A Zero Hedge article says:

“Commenting on the decline, lead author of the study, Hagai Levine, said "the results are quite shocking...this is a classic under the radar huge public health problem that is really neglected".

“Going further, Levine warned that "eventually we may have a problem and with reproduction in general. It may be the extinction of the human species." As noted in the research paper, the economic and societal burden of male infertility is high and increasing. The researchers advise that "because of the significant public health implications of these results, research on the causes of this continuing decline is urgently needed."

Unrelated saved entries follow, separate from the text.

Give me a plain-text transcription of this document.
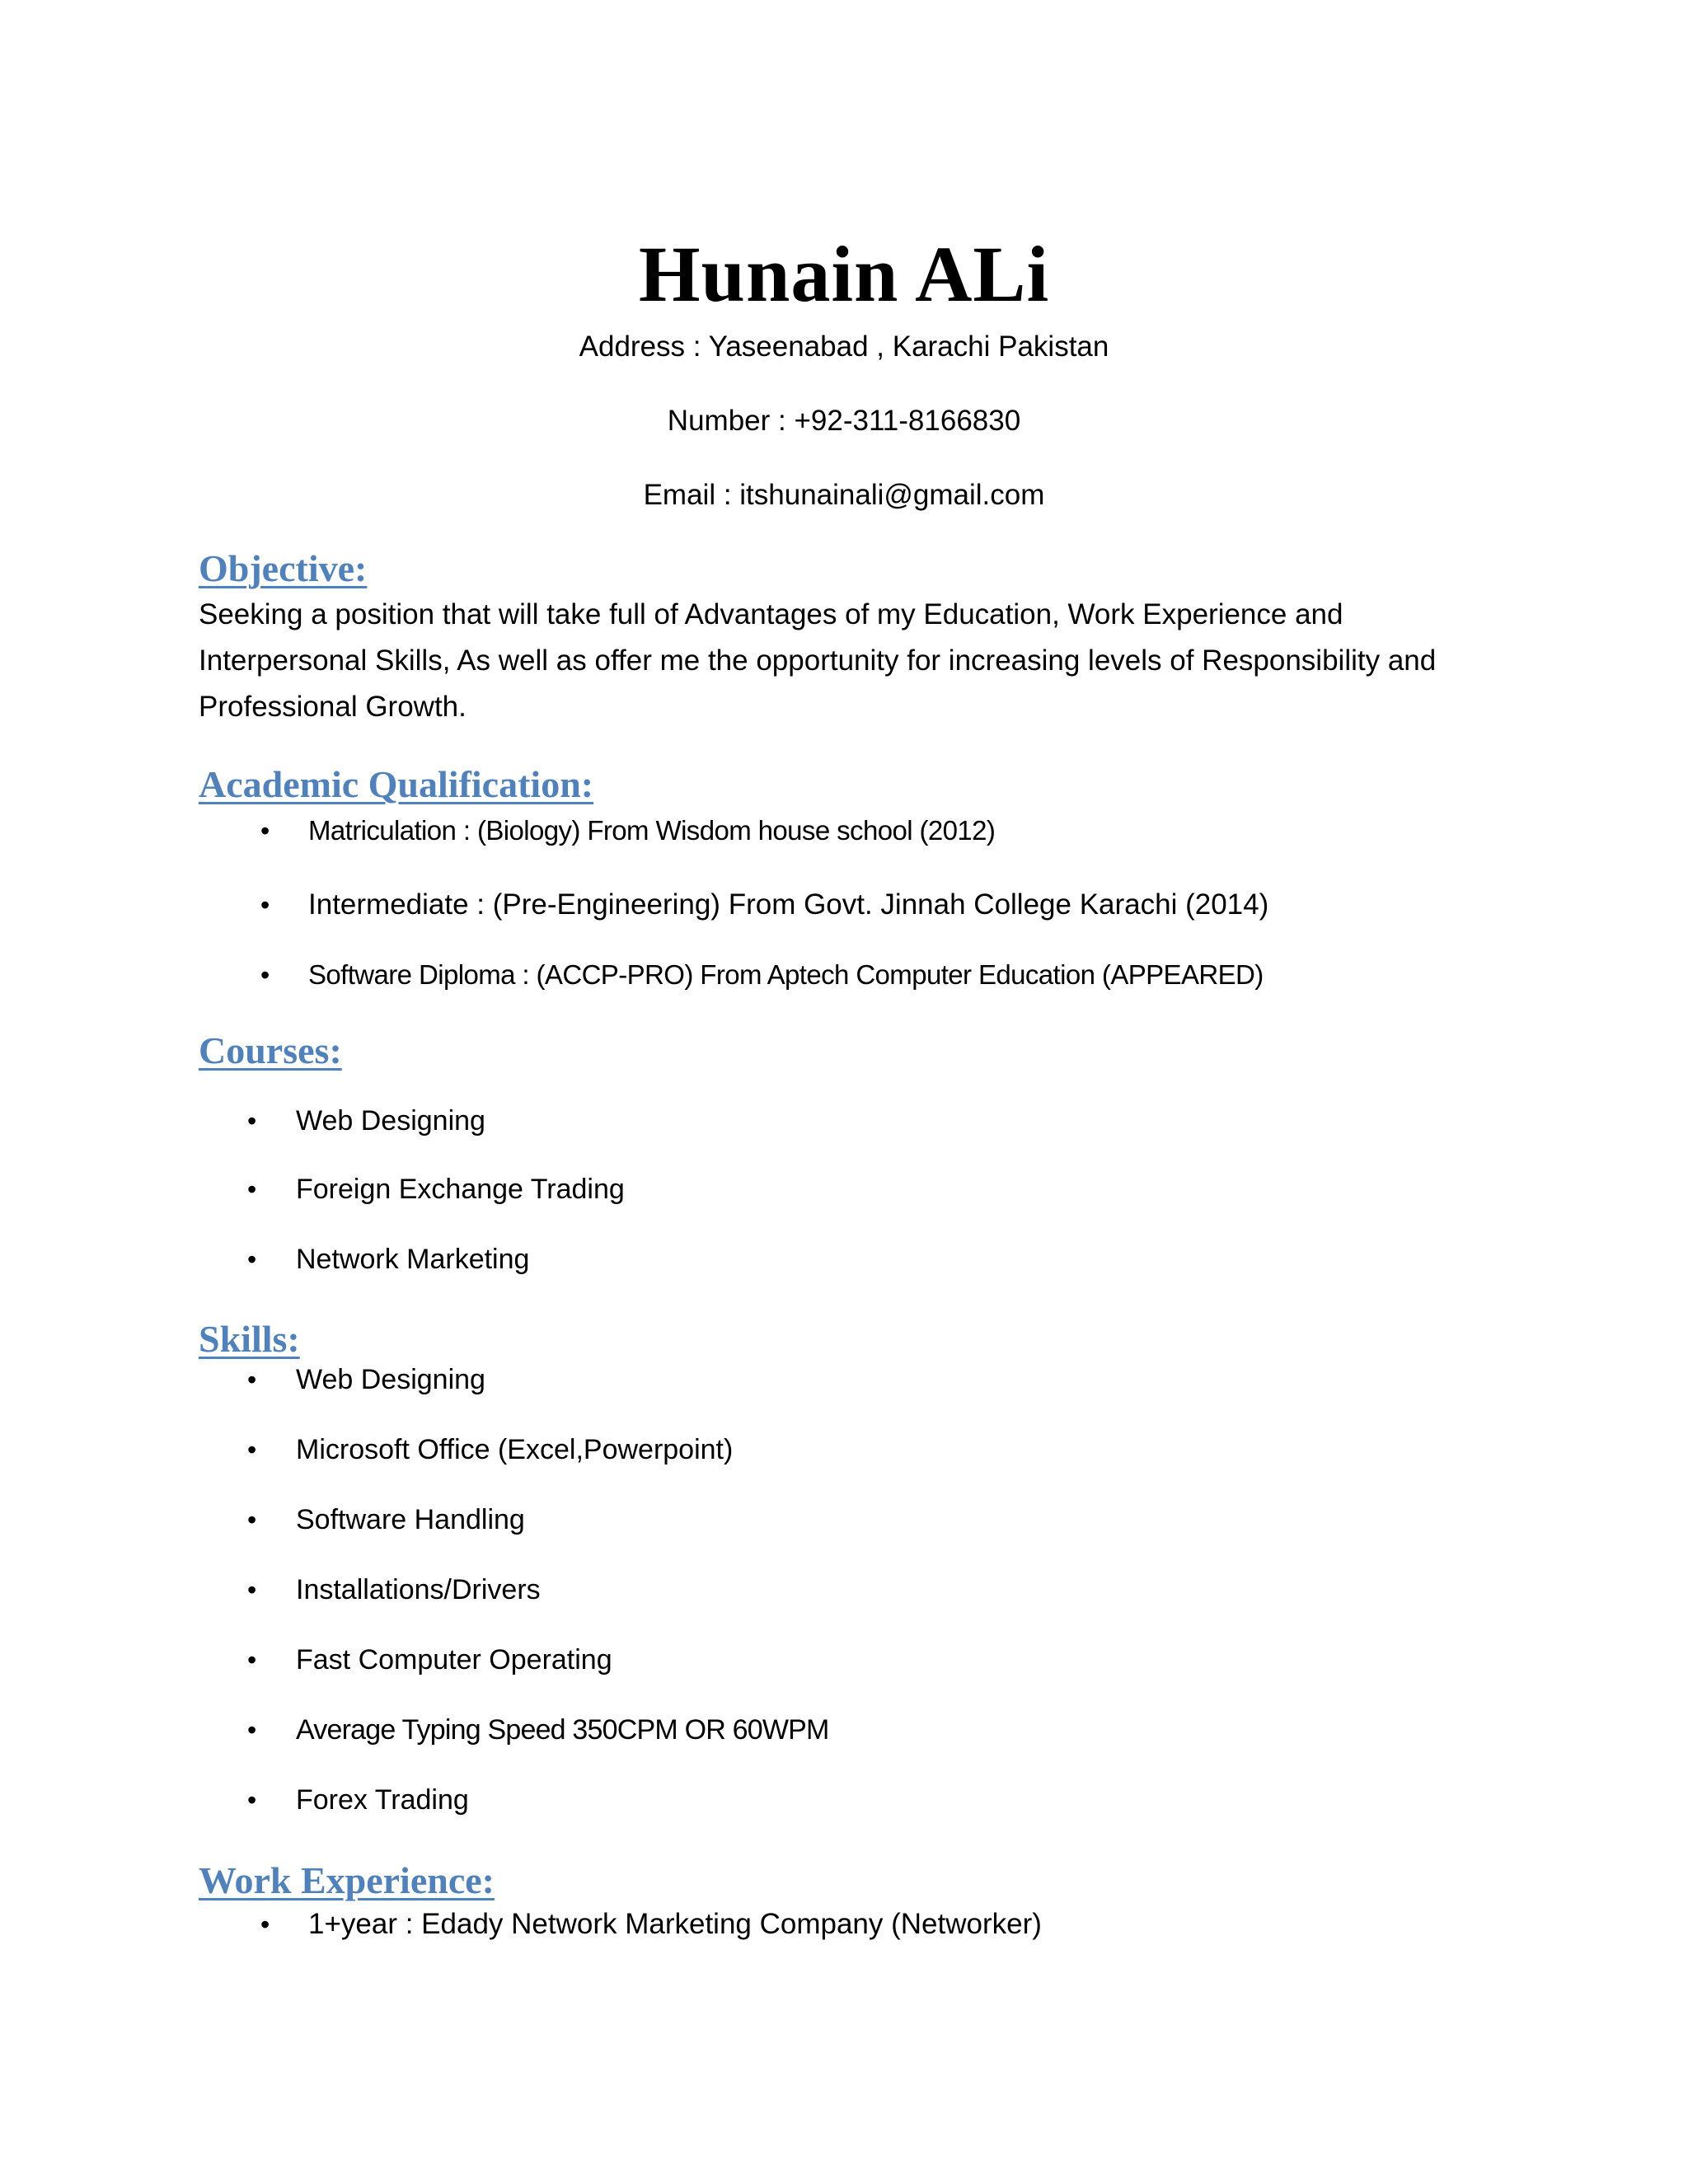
Hunain ALi
Address : Yaseenabad , Karachi Pakistan
Number : +92-311-8166830
Email : itshunainali@gmail.com
Objective:
Seeking a position that will take full of Advantages of my Education, Work Experience and Interpersonal Skills, As well as offer me the opportunity for increasing levels of Responsibility and Professional Growth.
Academic Qualification:
• Matriculation : (Biology) From Wisdom house school (2012)
• Intermediate : (Pre-Engineering) From Govt. Jinnah College Karachi (2014)
• Software Diploma : (ACCP-PRO) From Aptech Computer Education (APPEARED)
Courses:
• Web Designing
• Foreign Exchange Trading
• Network Marketing
Skills:
• Web Designing
• Microsoft Office (Excel,Powerpoint)
• Software Handling
• Installations/Drivers
• Fast Computer Operating
• Average Typing Speed 350CPM OR 60WPM
• Forex Trading
Work Experience:
• 1+year : Edady Network Marketing Company (Networker)
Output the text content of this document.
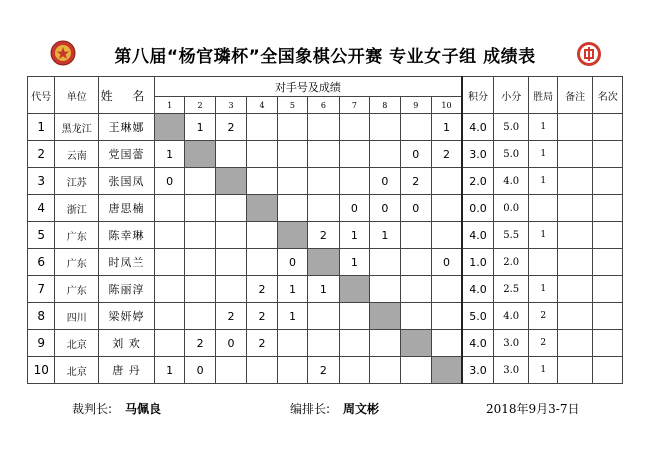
第八届“杨官璘杯”全国象棋公开赛 专业女子组 成绩表
代号	单位	姓 名	对手号及成绩										积分	小分	胜局	备注	名次
			1	2	3	4	5	6	7	8	9	10					
1	黑龙江	王琳娜		1	2							1	4.0	5.0	1		
2	云南	党国蕾	1								0	2	3.0	5.0	1		
3	江苏	张国凤	0							0	2		2.0	4.0	1		
4	浙江	唐思楠							0	0	0		0.0	0.0			
5	广东	陈幸琳						2	1	1			4.0	5.5	1		
6	广东	时凤兰					0		1			0	1.0	2.0			
7	广东	陈丽淳				2	1	1					4.0	2.5	1		
8	四川	梁妍婷			2	2	1						5.0	4.0	2		
9	北京	刘 欢		2	0	2							4.0	3.0	2		
10	北京	唐 丹	1	0				2					3.0	3.0	1		
裁判长: 马佩良	编排长: 周文彬	2018年9月3-7日
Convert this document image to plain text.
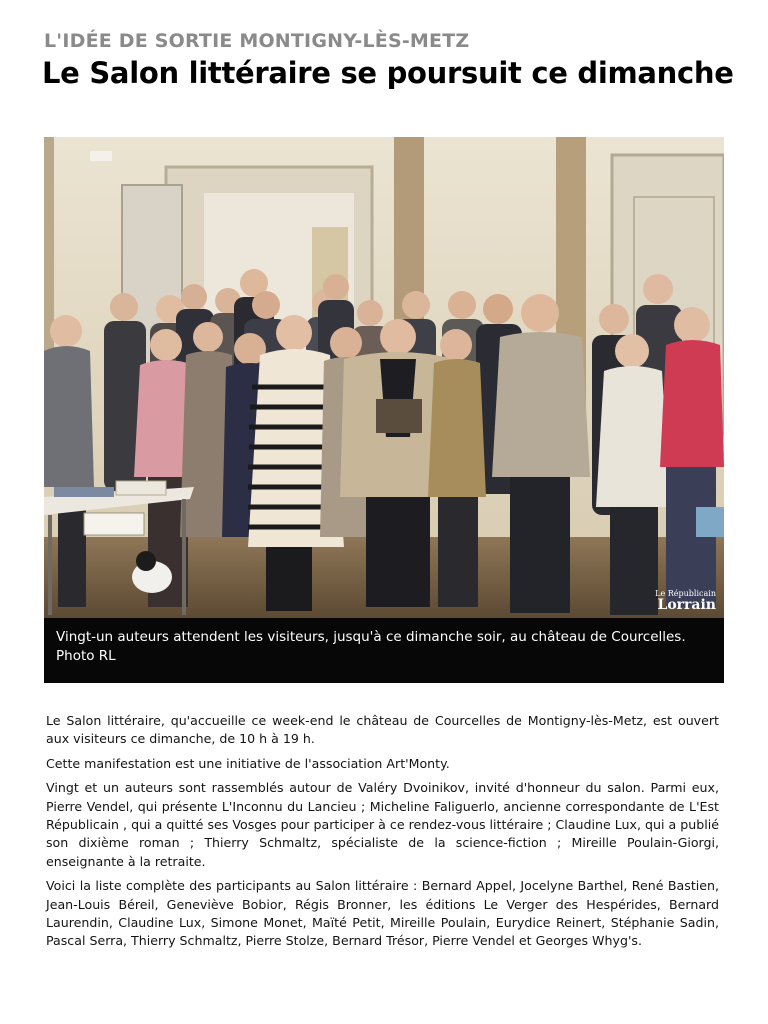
L'IDÉE DE SORTIE MONTIGNY-LÈS-METZ
Le Salon littéraire se poursuit ce dimanche
Le Républicain
Lorrain
Vingt-un auteurs attendent les visiteurs, jusqu'à ce dimanche soir, au château de Courcelles. Photo RL

Le Salon littéraire, qu'accueille ce week-end le château de Courcelles de Montigny-lès-Metz, est ouvert aux visiteurs ce dimanche, de 10 h à 19 h.

Cette manifestation est une initiative de l'association Art'Monty.

Vingt et un auteurs sont rassemblés autour de Valéry Dvoinikov, invité d'honneur du salon. Parmi eux, Pierre Vendel, qui présente L'Inconnu du Lancieu ; Micheline Faliguerlo, ancienne correspondante de L'Est Républicain , qui a quitté ses Vosges pour participer à ce rendez-vous littéraire ; Claudine Lux, qui a publié son dixième roman ; Thierry Schmaltz, spécialiste de la science-fiction ; Mireille Poulain-Giorgi, enseignante à la retraite.

Voici la liste complète des participants au Salon littéraire : Bernard Appel, Jocelyne Barthel, René Bastien, Jean-Louis Béreil, Geneviève Bobior, Régis Bronner, les éditions Le Verger des Hespérides, Bernard Laurendin, Claudine Lux, Simone Monet, Maïté Petit, Mireille Poulain, Eurydice Reinert, Stéphanie Sadin, Pascal Serra, Thierry Schmaltz, Pierre Stolze, Bernard Trésor, Pierre Vendel et Georges Whyg's.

Fertility research has in the past been criticised for not taking into account the potentially biased sampling methods of earlier studies, citing also the variable of changing laboratory methods. The researchers in this case though say that such issues have been taken into account - only considering samples where the same count method was used, were of an acceptable size and did not include men known to have fertility problem.”

Keynes’ famous investment aphorism: ‘In the long run we are all dead’ may have just taken on an entirely new meaning. The capitalist economic system itself may be dying, and, with no viable alternative – socialism offers no way out – something very new may be in prospect. If we live to see it, that is.